The username you provide (ex. ‘hadley’), must match the API key used to establish the board and authenticate to Posit Connect. If the username does not match, you will receive an error.

After you’ve pinned an object, you can read it back with .pin_read():

board.pin_read("hadley/mtcars")

Pin Metadata

Every pin is accompanied by some metadata that you can access with .pin_meta(). This will return the metadata generated by default. This includes:

  • A title, a brief textual description of the dataset.

  • An optional description, where you can provide more details.

  • The date-time when the pin was created.

  • The file_size, in bytes, of the underlying files.

  • A unique pin_hash that you can supply to .pin_read() to ensure that you’re reading exactly the data that you expect.

When creating the pin, you can override the default description or provide additional metadata that is stored with the data:

board.pin_write(
    mtcars,
    name="mtcars2",
    type="csv",
    description = "Data extracted from the 1974 Motor Trend US magazine, and comprises fuel consumption and 10 aspects of automobile design and performance for 32 automobiles (1973–74 models).",
    metadata = {
        "source": "Henderson and Velleman (1981), Building multiple regression models interactively. Biometrics, 37, 391–411."
    }
)

Learn more about Pin Metadata.

Using a Pin

Once a pin has been deployed, it is easy to share the pin with colleagues.
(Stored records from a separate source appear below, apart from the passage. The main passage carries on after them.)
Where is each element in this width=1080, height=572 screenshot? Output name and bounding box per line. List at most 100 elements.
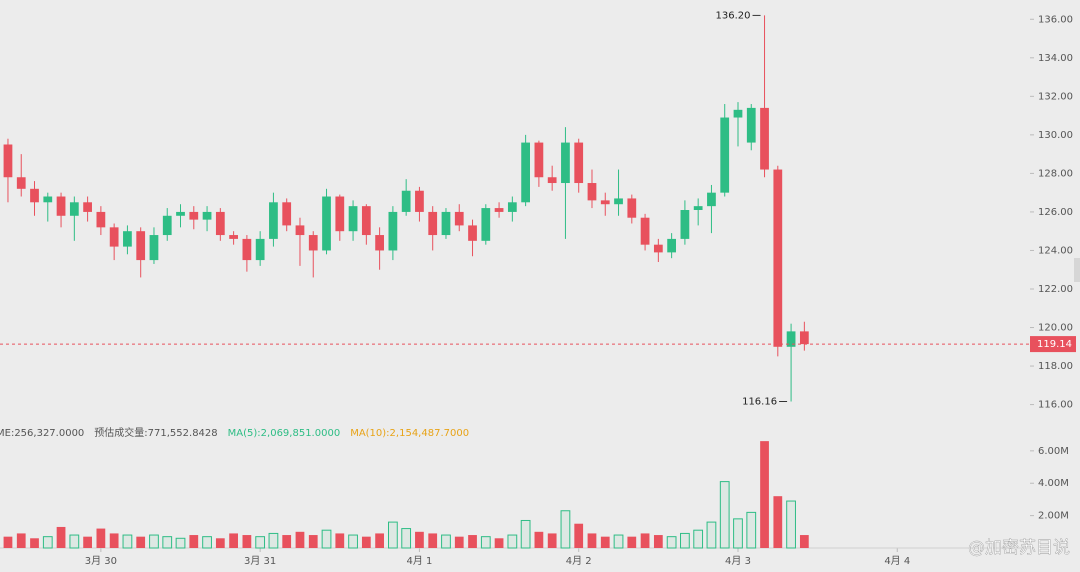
candle-body <box>43 196 53 203</box>
volume-bar <box>441 534 451 549</box>
candle-body <box>667 238 677 253</box>
candle-body <box>255 238 265 261</box>
volume-bar <box>215 538 225 548</box>
x-tick-label: 4月 1 <box>406 555 432 567</box>
candle-body <box>547 177 557 184</box>
candle-body <box>30 188 39 203</box>
candle-body <box>468 225 477 241</box>
volume-tick-label: 2.00M <box>1038 511 1069 522</box>
volume-bar <box>468 535 477 548</box>
candle-body <box>348 206 358 232</box>
volume-bar <box>693 529 704 549</box>
volume-legend: MA(5):2,069,851.0000 <box>228 428 341 439</box>
candle-body <box>574 142 584 184</box>
y-tick-label: 118.00 <box>1038 361 1073 372</box>
x-tick-label: 4月 3 <box>725 555 751 567</box>
candle-body <box>123 231 132 247</box>
candle-body <box>3 144 13 178</box>
volume-bar <box>733 518 743 549</box>
candle-body <box>229 235 238 239</box>
volume-bar <box>627 536 637 548</box>
volume-bar <box>30 538 39 548</box>
volume-bar <box>388 521 398 549</box>
y-tick-label: 124.00 <box>1038 245 1073 256</box>
volume-bar <box>282 535 292 548</box>
candle-body <box>69 202 79 216</box>
volume-bar <box>401 528 412 549</box>
volume-bar <box>162 536 173 549</box>
candle-body <box>375 235 384 251</box>
last-price-box <box>1030 336 1076 353</box>
candle-body <box>109 227 119 247</box>
volume-bar <box>760 441 769 548</box>
volume-bar <box>255 536 266 549</box>
candle-body <box>454 211 464 226</box>
candle-body <box>773 169 783 347</box>
volume-bar <box>69 534 80 549</box>
volume-bar <box>613 534 624 549</box>
candle-body <box>361 206 371 236</box>
candle-body <box>428 211 438 236</box>
candle-body <box>640 217 650 245</box>
volume-bar <box>507 534 518 549</box>
y-tick-label: 128.00 <box>1038 168 1073 179</box>
candle-body <box>507 202 517 212</box>
candle-body <box>534 142 544 178</box>
candle-body <box>282 202 292 226</box>
candle-body <box>627 198 637 218</box>
candle-body <box>746 107 756 143</box>
volume-legend: MA(10):2,154,487.7000 <box>350 428 469 439</box>
volume-bar <box>494 538 504 548</box>
y-tick-label: 126.00 <box>1038 207 1073 218</box>
x-tick-label: 3月 30 <box>85 555 117 567</box>
candle-body <box>136 231 146 261</box>
candle-body <box>83 202 92 212</box>
candle-body <box>614 198 623 205</box>
volume-bar <box>640 533 650 548</box>
volume-tick-label: 4.00M <box>1038 478 1069 489</box>
candle-body <box>242 238 252 261</box>
volume-bar <box>335 533 345 548</box>
volume-bar <box>587 533 597 548</box>
volume-bar <box>308 535 318 548</box>
y-tick-label: 130.00 <box>1038 130 1073 141</box>
y-tick-label: 132.00 <box>1038 91 1073 102</box>
volume-tick-label: 6.00M <box>1038 446 1069 457</box>
volume-bar <box>799 535 809 548</box>
volume-bar <box>348 534 358 549</box>
volume-bar <box>96 528 106 548</box>
candle-body <box>481 208 491 241</box>
side-handle[interactable] <box>1074 258 1080 282</box>
volume-bar <box>375 533 384 548</box>
candle-body <box>162 215 172 236</box>
candle-body <box>786 331 796 347</box>
volume-bar <box>706 521 717 549</box>
candle-body <box>16 177 26 189</box>
y-tick-label: 122.00 <box>1038 284 1073 295</box>
volume-bar <box>295 531 305 548</box>
volume-bar <box>83 536 92 548</box>
candle-body <box>149 235 159 261</box>
y-tick-label: 134.00 <box>1038 53 1073 64</box>
volume-bar <box>42 536 53 549</box>
volume-bar <box>122 534 133 549</box>
volume-bar <box>666 536 677 549</box>
candle-body <box>308 235 318 251</box>
volume-bar <box>534 531 544 548</box>
volume-bar <box>361 536 371 548</box>
volume-bar <box>56 526 66 548</box>
x-tick-label: 3月 31 <box>244 555 276 567</box>
candle-body <box>521 142 530 203</box>
volume-legend: ME:256,327.0000 <box>0 428 84 439</box>
volume-bar <box>415 531 424 548</box>
volume-bar <box>719 481 730 549</box>
candle-body <box>335 196 345 232</box>
candle-body <box>561 142 570 184</box>
y-tick-label: 136.00 <box>1038 14 1073 25</box>
candle-body <box>733 109 743 118</box>
candle-body <box>441 211 451 236</box>
volume-bar <box>653 535 663 548</box>
extreme-label: 136.20 <box>716 10 751 21</box>
volume-bar <box>786 500 796 549</box>
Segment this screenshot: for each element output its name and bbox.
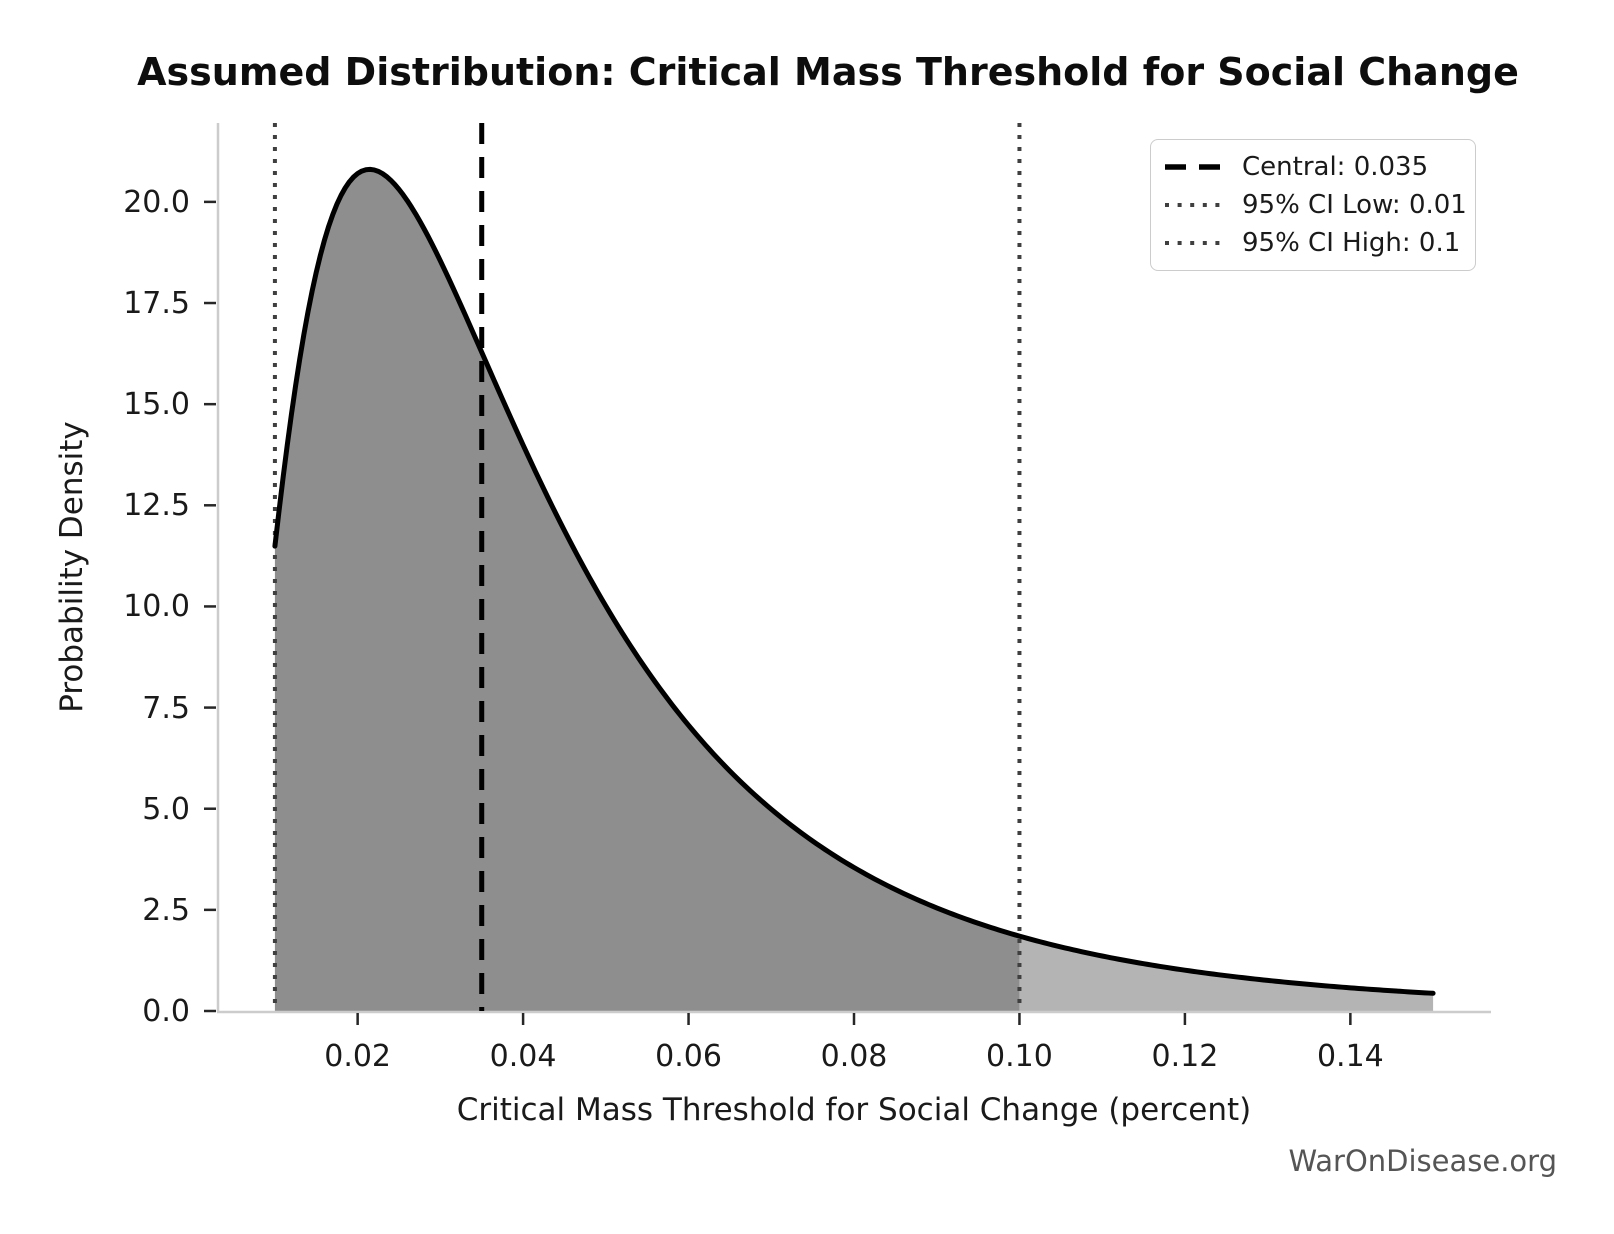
x-tick-label: 0.04 xyxy=(489,1039,557,1074)
ci-fill-region xyxy=(274,169,1020,1011)
y-tick-label: 17.5 xyxy=(123,286,190,322)
x-tick-label: 0.06 xyxy=(655,1039,722,1074)
y-tick-label: 2.5 xyxy=(142,892,190,928)
y-tick-label: 5.0 xyxy=(142,791,190,827)
legend-item-central: Central: 0.035 xyxy=(1165,148,1461,186)
legend-label-central: Central: 0.035 xyxy=(1242,152,1429,182)
legend-item-ci-low: 95% CI Low: 0.01 xyxy=(1165,186,1467,224)
y-tick-label: 20.0 xyxy=(123,184,190,220)
dashed-line-sample-icon xyxy=(1165,164,1227,170)
y-tick-label: 7.5 xyxy=(142,690,190,726)
x-tick-label: 0.08 xyxy=(820,1039,888,1074)
legend-label-ci-low: 95% CI Low: 0.01 xyxy=(1242,190,1467,220)
x-tick-label: 0.14 xyxy=(1316,1039,1384,1074)
x-tick-label: 0.02 xyxy=(324,1039,392,1074)
y-tick-label: 0.0 xyxy=(142,994,190,1029)
x-tick-label: 0.12 xyxy=(1151,1039,1219,1074)
y-tick-label: 10.0 xyxy=(123,589,190,625)
y-axis-label: Probability Density xyxy=(54,421,90,713)
tail-fill-region xyxy=(1019,936,1434,1011)
watermark: WarOnDisease.org xyxy=(1288,1144,1557,1178)
legend-item-ci-high: 95% CI High: 0.1 xyxy=(1165,224,1461,262)
y-tick-label: 12.5 xyxy=(123,488,190,524)
legend: Central: 0.035 95% CI Low: 0.01 95% CI H… xyxy=(1150,139,1476,271)
chart-title: Assumed Distribution: Critical Mass Thre… xyxy=(137,50,1519,94)
x-axis-label: Critical Mass Threshold for Social Chang… xyxy=(456,1092,1252,1128)
dotted-line-sample-icon xyxy=(1165,203,1227,207)
y-tick-label: 15.0 xyxy=(123,387,190,423)
x-tick-label: 0.10 xyxy=(986,1039,1053,1074)
dotted-line-sample-icon xyxy=(1165,241,1227,245)
legend-label-ci-high: 95% CI High: 0.1 xyxy=(1242,228,1461,258)
density-curve xyxy=(272,166,1436,996)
You can manage content settings for deployed pins just like you would for other content types. For example, you can manage access controls to pins to determine who should be able to view and utilize the resource.

Posit Connect provides a preview of pinned data objects, their metadata, and a direct download link which can be accessed at the content url:

Example of a Python Pin on Posit Connect.

Updating a Pin

Pins are objects; they are not backed by source code and so they cannot be directly scheduled. A common pattern for updating pinned data on a schedule is to run .pin_write() inside a scheduled Jupyter Notebook. Writing to the same pin multiple times creates a version history which can be accessed under the “More” button dropdown menu.